A recent interview with Karen May, vice president for people development at Google, was conducted and posted to the New York Times website by Adam Bryant. Within the article, May shines light on how to overcome the fear of giving feedback.

Bryant asks what mistakes May noticed with employee training programs for companies she previously consulted for. She notes that many companies require too much training, instead of making the learning experience something employees want to be engaged in. Engaged learning sticks better than forced training. Employees also have to believe they will gain something from the session. You can influence this belief by having peers nominate other employees for a similar program, a compadre kind of sentiment – ‘I learned something, I thought you might too.’ – kind of mindset.

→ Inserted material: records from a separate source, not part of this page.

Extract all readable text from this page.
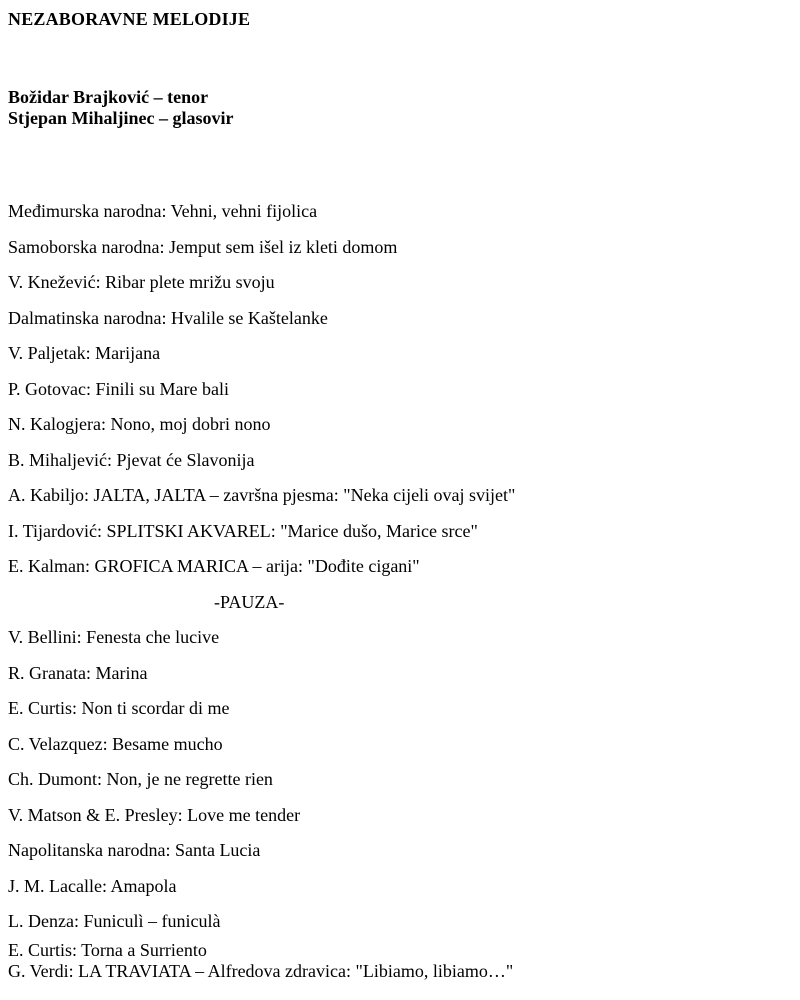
NEZABORAVNE MELODIJE
Božidar Brajković – tenor
Stjepan Mihaljinec – glasovir
Međimurska narodna: Vehni, vehni fijolica
Samoborska narodna: Jemput sem išel iz kleti domom
V. Knežević: Ribar plete mrižu svoju
Dalmatinska narodna: Hvalile se Kaštelanke
V. Paljetak: Marijana
P. Gotovac: Finili su Mare bali
N. Kalogjera: Nono, moj dobri nono
B. Mihaljević: Pjevat će Slavonija
A. Kabiljo: JALTA, JALTA – završna pjesma: "Neka cijeli ovaj svijet"
I. Tijardović: SPLITSKI AKVAREL: "Marice dušo, Marice srce"
E. Kalman: GROFICA MARICA – arija: "Dođite cigani"
-PAUZA-
V. Bellini: Fenesta che lucive
R. Granata: Marina
E. Curtis: Non ti scordar di me
C. Velazquez: Besame mucho
Ch. Dumont: Non, je ne regrette rien
V. Matson & E. Presley: Love me tender
Napolitanska narodna: Santa Lucia
J. M. Lacalle: Amapola
L. Denza: Funiculì – funiculà
E. Curtis: Torna a Surriento
G. Verdi: LA TRAVIATA – Alfredova zdravica: "Libiamo, libiamo…"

Performance reviews are difficult, and training is not an adequate way to try to fix an employee’s performance problems. First, you have to figure out what is causing the performance issue. Start at the beginning – does the employee have the skill or capability to succeed in the role where they are placed? Is it motivation, work environment issues, lack of understanding expectations?

“Training is the right solution only if the person doesn’t have the capability. But what I have seen in other places is sort of a knee-jerk reaction by managers to put someone in a training class if somebody isn’t performing well.”

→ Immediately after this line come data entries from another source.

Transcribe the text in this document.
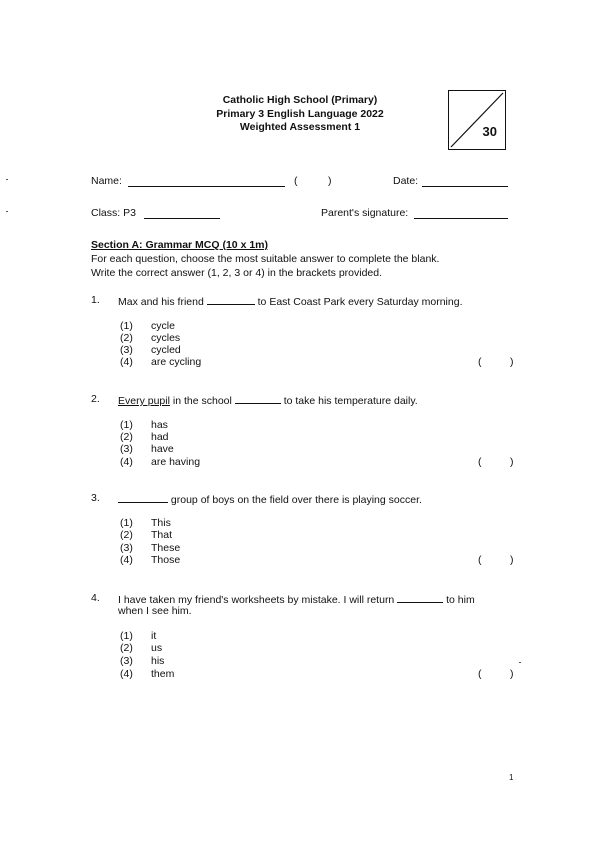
Catholic High School (Primary)
Primary 3 English Language 2022
Weighted Assessment 1	30
Name:	(	)	Date:
Class: P3	Parent's signature:
Section A: Grammar MCQ (10 x 1m)
For each question, choose the most suitable answer to complete the blank.
Write the correct answer (1, 2, 3 or 4) in the brackets provided.
1. Max and his friend	to East Coast Park every Saturday morning.
(1)	cycle
(2)	cycles
(3)	cycled
(4)	are cycling	(	)
2. Every pupil in the school	to take his temperature daily.
(1)	has
(2)	had
(3)	have
(4)	are having	(	)
3.	group of boys on the field over there is playing soccer.
(1)	This
(2)	That
(3)	These
(4)	Those	(	)
4. I have taken my friend's worksheets by mistake. I will return	to him
when I see him.
(1)	it
(2)	us
(3)	his
(4)	them	(	)
1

What makes it so hard for CEO’s to give direct feedback? May said there are numerous reasons why this kind of conversation is difficult. It creates tension. The hardest part of trying to give feedback is when you don’t have a solution for the issue. As a manager, why bring an issue to the employee if you don’t know how to fix it? On a very basic level, it’s hard for anyone to sit down and say to someone else – “Hey, this thing about you isn’t working.” But it also creates an opportunity for that person to change. May mentions that being able to do this is the most valuable things she can offer anyone. She can tell them something no one else has told them before.

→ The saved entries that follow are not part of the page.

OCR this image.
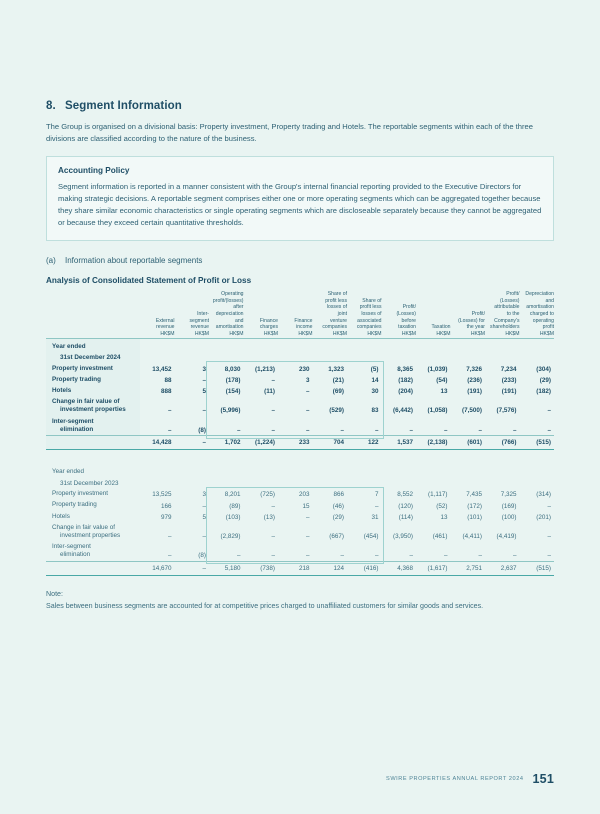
8. Segment Information
The Group is organised on a divisional basis: Property investment, Property trading and Hotels. The reportable segments within each of the three divisions are classified according to the nature of the business.
Accounting Policy
Segment information is reported in a manner consistent with the Group's internal financial reporting provided to the Executive Directors for making strategic decisions. A reportable segment comprises either one or more operating segments which can be aggregated together because they share similar economic characteristics or single operating segments which are discloseable separately because they cannot be aggregated or because they exceed certain quantitative thresholds.
(a)	Information about reportable segments
Analysis of Consolidated Statement of Profit or Loss
	External
revenue
HK$M	Inter-
segment
revenue
HK$M	Operating
profit/(losses)
after
depreciation
and
amortisation
HK$M	Finance
charges
HK$M	Finance
income
HK$M	Share of
profit less
losses of
joint
venture
companies
HK$M	Share of
profit less
losses of
associated
companies
HK$M	Profit/
(Losses)
before
taxation
HK$M	Taxation
HK$M	Profit/
(Losses) for
the year
HK$M	Profit/
(Losses)
attributable
to the
Company's
shareholders
HK$M	Depreciation
and
amortisation
charged to
operating
profit
HK$M

Year ended												
31st December 2024												
Property investment	13,452	3	8,030	(1,213)	230	1,323	(5)	8,365	(1,039)	7,326	7,234	(304)
Property trading	88	–	(178)	–	3	(21)	14	(182)	(54)	(236)	(233)	(29)
Hotels	888	5	(154)	(11)	–	(69)	30	(204)	13	(191)	(191)	(182)
Change in fair value of
investment properties	–	–	(5,996)	–	–	(529)	83	(6,442)	(1,058)	(7,500)	(7,576)	–
Inter-segment
elimination	–	(8)	–	–	–	–	–	–	–	–	–	–
	14,428	–	1,702	(1,224)	233	704	122	1,537	(2,138)	(601)	(766)	(515)

Year ended												
31st December 2023												
Property investment	13,525	3	8,201	(725)	203	866	7	8,552	(1,117)	7,435	7,325	(314)
Property trading	166	–	(89)	–	15	(46)	–	(120)	(52)	(172)	(169)	–
Hotels	979	5	(103)	(13)	–	(29)	31	(114)	13	(101)	(100)	(201)
Change in fair value of
investment properties	–	–	(2,829)	–	–	(667)	(454)	(3,950)	(461)	(4,411)	(4,419)	–
Inter-segment
elimination	–	(8)	–	–	–	–	–	–	–	–	–	–
	14,670	–	5,180	(738)	218	124	(416)	4,368	(1,617)	2,751	2,637	(515)

Note:
Sales between business segments are accounted for at competitive prices charged to unaffiliated customers for similar goods and services.
SWIRE PROPERTIES ANNUAL REPORT 2024 151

Well, after you’ve taken the plunge and given the employee the feedback, what’s the average success rate? May said, “People can do something with the feedback probably 70 percent of the time. And for the other 30 percent, they are either not willing to take it in, it doesn’t fit their self-image, they’re too resistant, in denial, or they don’t have the wherewithal to change it. And the reality is that most change happens in small increments. So if you’re watching to see if someone’s changing, you have to watch for the incremental change. It’s not a straight line.”

May has coached more than 300 executives in a one-on-one setting. She said that the most common issues she’s had to address with these execs is that what has always worked for them isn’t working for them anymore. As roles change, the approach toward the new set of tasks has to change too.

The higher up the ladder you climb, the more important it is to be nice. Simply being empathetic and listening may be the small adjustments that need to be made. Bigger, broader roles require broader capabilities.

“But they haven’t necessarily learned all the skills they need to be effective in a broader role. So where I ended up helping people often was in relationships with others, and understanding the impact they have on the people around them, cultivating some empathy, learning to listen, learning to give other people the spotlight, learning to work collaboratively.”